Le choix d’un metteur en scène de théâtre semblait pourtant de prime abord pertinent. Le singspiel appelle la théâtralité. La dramaturgie du texte ne demande qu’à s’éprouver, dans l’énergie de la voix et du corps. Mais loin de donner seulement du sens à cette dramaturgie, Wajdi Mouawad est allé jusqu’à la créer de toutes pièces, pour raconter son histoire, faire passer son message, peu importe la réalité du texte qu’il est censé servir, peu importe les mutilations infligées au passage à la mémoire et à l’œuvre de Stéphanie et de Mozart, devenue ainsi apocryphe.

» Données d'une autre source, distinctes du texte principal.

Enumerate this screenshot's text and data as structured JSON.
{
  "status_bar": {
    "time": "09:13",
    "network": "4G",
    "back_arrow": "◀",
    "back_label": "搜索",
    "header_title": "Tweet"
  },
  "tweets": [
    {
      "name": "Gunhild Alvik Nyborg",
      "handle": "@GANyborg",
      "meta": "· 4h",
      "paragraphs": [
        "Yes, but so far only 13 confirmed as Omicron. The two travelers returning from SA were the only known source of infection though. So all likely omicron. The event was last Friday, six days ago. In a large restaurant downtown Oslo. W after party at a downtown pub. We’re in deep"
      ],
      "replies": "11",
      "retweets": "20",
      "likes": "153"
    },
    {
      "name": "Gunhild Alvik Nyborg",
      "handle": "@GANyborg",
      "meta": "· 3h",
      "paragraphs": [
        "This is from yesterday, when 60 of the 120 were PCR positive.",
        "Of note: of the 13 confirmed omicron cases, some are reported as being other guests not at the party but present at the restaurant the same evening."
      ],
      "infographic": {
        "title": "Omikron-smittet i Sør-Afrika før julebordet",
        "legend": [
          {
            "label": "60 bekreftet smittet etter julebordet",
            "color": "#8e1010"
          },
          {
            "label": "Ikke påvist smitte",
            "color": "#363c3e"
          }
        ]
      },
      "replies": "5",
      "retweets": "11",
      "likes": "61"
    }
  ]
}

Et ce message, d’ailleurs ? Difficilement audible, difficilement lisible, un corps étranger dans une œuvre où texte et musique se répondent déjà à la perfection. Ici, un prologue introduit l’opéra de Mozart comme un récit au passé ; là, des dialogues nouvellement écrits introduisent une sorte d’ambivalence de sentiments de la part de Konstanze et de Blonde envers leurs ravisseurs, car, sans doute, la barbarie n’est pas là où l’on croit. Mais à trop vouloir exprimer sa pensée politique, à force et à coups de concepts, Wajdi Mouawad brise l’équilibre musical et dramaturgique de cette histoire pourtant si simple de deux couples désunis et retrouvés.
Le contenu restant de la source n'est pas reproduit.